Tougher visa rules unveiled in plan to cut migration

Technology
Traveller arrives in UK

The government will hike the minimum salary required for foreign workers to take jobs in the UK, as part of plans to slash migration.

The minimum salary needed to get a skilled worker visa will rise from £26,200 to £38,700 next year.

The rise featured in a five-point plan to curb immigration announced by Home Secretary James Cleverly.

He said migration to the UK was “far too high” and there had been “abuse” of health and care visas for years.

Conservative MPs have put Prime Minister Rishi Sunak and his government under pressure to act on legal migration, after official figures last week showed net migration hit a record 745,000 last year.

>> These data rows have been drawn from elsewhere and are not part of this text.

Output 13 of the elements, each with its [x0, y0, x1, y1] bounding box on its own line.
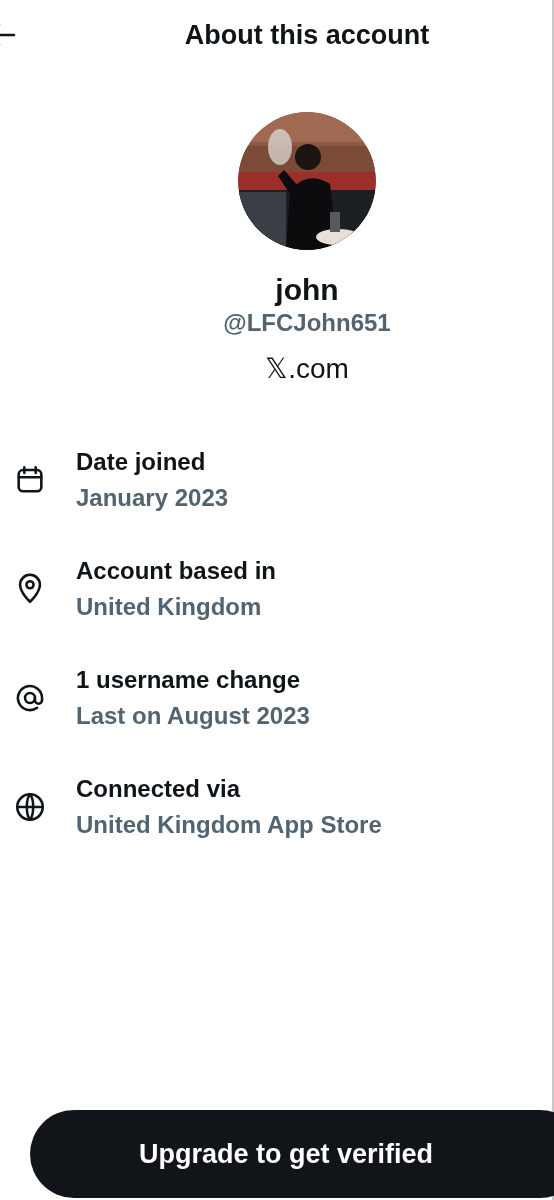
- detail-label: 1 username change: [76, 665, 302, 695]
- globe-icon: [13, 790, 47, 824]
- upgrade-button[interactable]: Upgrade to get verified: [30, 1110, 554, 1198]
- username: @LFCJohn651: [223, 308, 391, 338]
- detail-label: Account based in: [76, 556, 277, 586]
- detail-value: United Kingdom: [76, 592, 263, 622]
- page-title: About this account: [184, 18, 430, 52]
- detail-value: January 2023: [76, 483, 229, 513]
- detail-label: Date joined: [76, 447, 207, 477]
- detail-value: Last on August 2023: [76, 701, 310, 731]
- display-name: john: [275, 272, 339, 308]
- detail-value: United Kingdom App Store: [76, 810, 382, 840]
- detail-label: Connected via: [76, 774, 242, 804]
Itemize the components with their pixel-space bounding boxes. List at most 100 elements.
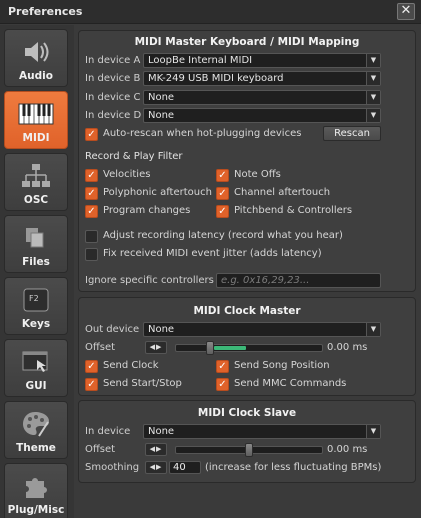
slave-offset-spinner[interactable]: ◀▶ — [145, 443, 167, 456]
device-c-value: None — [148, 92, 175, 103]
close-button[interactable]: ✕ — [397, 3, 415, 20]
check-icon: ✓ — [216, 360, 229, 373]
check-icon: ✓ — [216, 187, 229, 200]
device-a-select[interactable]: LoopBe Internal MIDI ▼ — [143, 53, 381, 68]
chevron-down-icon: ▼ — [366, 425, 380, 438]
gui-cursor-icon — [5, 346, 67, 378]
checkbox-box — [85, 230, 98, 243]
check-icon: ✓ — [85, 360, 98, 373]
chevron-down-icon: ▼ — [366, 72, 380, 85]
tab-midi[interactable]: MIDI — [4, 91, 68, 149]
chevron-down-icon: ▼ — [366, 54, 380, 67]
send-clock-label: Send Clock — [103, 360, 159, 371]
fix-jitter-label: Fix received MIDI event jitter (adds lat… — [103, 248, 322, 259]
filter-velocities-label: Velocities — [103, 169, 151, 180]
master-offset-knob[interactable] — [206, 341, 214, 355]
tab-keys-label: Keys — [21, 318, 51, 330]
check-icon: ✓ — [85, 128, 98, 141]
slave-offset-slider[interactable] — [175, 443, 323, 457]
title-bar: Preferences ✕ — [0, 0, 421, 24]
svg-text:F2: F2 — [29, 294, 39, 303]
checkbox-box — [85, 248, 98, 261]
ignore-controllers-input[interactable] — [217, 274, 380, 287]
master-keyboard-title: MIDI Master Keyboard / MIDI Mapping — [134, 36, 360, 48]
out-device-value: None — [148, 324, 175, 335]
tab-files[interactable]: Files — [4, 215, 68, 273]
midi-keyboard-icon — [5, 98, 67, 130]
f2-key-icon: F2 — [5, 284, 67, 316]
device-a-label: In device A — [85, 55, 141, 66]
master-keyboard-panel: MIDI Master Keyboard / MIDI Mapping In d… — [78, 30, 416, 292]
device-c-select[interactable]: None ▼ — [143, 90, 381, 105]
check-icon: ✓ — [85, 378, 98, 391]
device-d-select[interactable]: None ▼ — [143, 108, 381, 123]
device-b-value: MK-249 USB MIDI keyboard — [148, 73, 284, 84]
tab-files-label: Files — [22, 256, 50, 268]
smoothing-spinner[interactable]: ◀▶ — [145, 461, 167, 474]
tab-osc[interactable]: OSC — [4, 153, 68, 211]
clock-master-title: MIDI Clock Master — [193, 305, 301, 317]
send-start-stop-label: Send Start/Stop — [103, 378, 182, 389]
slave-in-device-select[interactable]: None ▼ — [143, 424, 381, 439]
ignore-controllers-field[interactable] — [216, 273, 381, 288]
tab-keys[interactable]: F2 Keys — [4, 277, 68, 335]
tab-gui-label: GUI — [25, 380, 47, 392]
network-icon — [5, 160, 67, 192]
device-c-label: In device C — [85, 92, 141, 103]
filter-note-offs-label: Note Offs — [234, 169, 281, 180]
tab-theme-label: Theme — [16, 442, 56, 454]
smoothing-field[interactable]: 40 — [169, 461, 201, 474]
master-offset-fill — [214, 346, 246, 350]
master-offset-spinner[interactable]: ◀▶ — [145, 341, 167, 354]
chevron-down-icon: ▼ — [366, 323, 380, 336]
filter-channel-aftertouch-label: Channel aftertouch — [234, 187, 331, 198]
slave-offset-value: 0.00 ms — [327, 444, 368, 455]
check-icon: ✓ — [85, 169, 98, 182]
tab-gui[interactable]: GUI — [4, 339, 68, 397]
filter-program-changes-label: Program changes — [103, 205, 191, 216]
filter-title: Record & Play Filter — [85, 151, 183, 162]
tab-plug-misc[interactable]: Plug/Misc — [4, 463, 68, 518]
window-title: Preferences — [8, 5, 83, 18]
device-d-value: None — [148, 110, 175, 121]
send-song-position-label: Send Song Position — [234, 360, 330, 371]
tab-audio-label: Audio — [19, 70, 53, 82]
check-icon: ✓ — [216, 169, 229, 182]
out-device-select[interactable]: None ▼ — [143, 322, 381, 337]
check-icon: ✓ — [85, 205, 98, 218]
tab-midi-label: MIDI — [22, 132, 50, 144]
files-icon — [5, 222, 67, 254]
filter-pitchbend-label: Pitchbend & Controllers — [234, 205, 353, 216]
puzzle-icon — [5, 470, 67, 502]
device-b-select[interactable]: MK-249 USB MIDI keyboard ▼ — [143, 71, 381, 86]
sidebar: Audio MIDI OSC Files F2 Keys GUI Theme P… — [0, 25, 74, 518]
check-icon: ✓ — [216, 205, 229, 218]
master-offset-slider[interactable] — [175, 341, 323, 355]
clock-master-panel: MIDI Clock Master Out device None ▼ Offs… — [78, 297, 416, 396]
send-mmc-label: Send MMC Commands — [234, 378, 347, 389]
adjust-latency-label: Adjust recording latency (record what yo… — [103, 230, 343, 241]
slave-offset-knob[interactable] — [245, 443, 253, 457]
master-offset-value: 0.00 ms — [327, 342, 368, 353]
clock-slave-title: MIDI Clock Slave — [197, 407, 297, 419]
tab-audio[interactable]: Audio — [4, 29, 68, 87]
chevron-down-icon: ▼ — [366, 91, 380, 104]
device-a-value: LoopBe Internal MIDI — [148, 55, 253, 66]
filter-poly-aftertouch-label: Polyphonic aftertouch — [103, 187, 212, 198]
ignore-controllers-label: Ignore specific controllers — [85, 275, 214, 286]
slave-offset-label: Offset — [85, 444, 116, 455]
smoothing-label: Smoothing — [85, 462, 140, 473]
slave-in-device-label: In device — [85, 426, 131, 437]
speaker-icon — [5, 36, 67, 68]
chevron-down-icon: ▼ — [366, 109, 380, 122]
smoothing-hint: (increase for less fluctuating BPMs) — [205, 462, 382, 473]
tab-theme[interactable]: Theme — [4, 401, 68, 459]
auto-rescan-label: Auto-rescan when hot-plugging devices — [103, 128, 302, 139]
rescan-button[interactable]: Rescan — [323, 126, 381, 141]
tab-osc-label: OSC — [23, 194, 49, 206]
palette-icon — [5, 408, 67, 440]
close-icon: ✕ — [400, 3, 412, 18]
master-offset-label: Offset — [85, 342, 116, 353]
device-d-label: In device D — [85, 110, 142, 121]
tab-plug-misc-label: Plug/Misc — [7, 504, 65, 516]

On top of the new salary requirements, Mr Cleverly said the government’s plan would:

  • Ban health and care workers bringing family dependants to the UK
  • End companies being able to pay workers 20% less than the going rate for jobs on a shortage occupation list
  • Raise the minimum income for family visas to £38,700 from £26,200, from next spring
  • Ask the government’s migration adviser to review the graduate visa route to “prevent abuse”

The home secretary claimed the five changes to the UK’s immigration system would mean “more than 300,000 people who came to the UK last year, would now not be able to”.

“Enough is enough,” Mr Cleverly said. “Immigration policy must be fair, legal, and sustainable.”

Asked whether care workers would be deterred from coming to the UK because they would not be able to bring families, the home secretary said he believed an individual with a family might be dissuaded, but there were still care workers who would be willing to put themselves forward.

Labour’s shadow home secretary Yvette Cooper the migration plan was “another example of the total chaos at the heart of this government”.

She said while net migration “should come down”, there needed to be a “proper plan” for training and recruiting British workers.

Unison general secretary Christina McAnea said the “cruel plans spell total disaster for the NHS and social care”.

“Migrant workers were encouraged to come here because both sectors are critically short of staff. Hospitals and care homes simply couldn’t function without them,” she said.

Care sector staffing

Prime Minister Rishi Sunak has promised to reduce migration levels, which have risen since Brexit despite a Tory 2019 election promise to reduce them.

On Monday, his spokesman told reporters that migration was too high, and there had been “abuse” of visas.

However, latest statistics show the challenge ministers will face in reducing migration into the health sector, which has come to rely heavily on hiring workers from abroad.

The statistics showed the number of health and care worker visas issued in the year to September stood at 143,990, double the previous year.

In total 83,072 of these visas were issued for care workers and home workers – a sector facing staffing shortages and where providers have resisted curbs on their ability to hire foreign staff.

The government’s migration advisers have previously said “persistent underfunding” of local councils, which funds most adult social care, is the most important factor in the staffing crisis.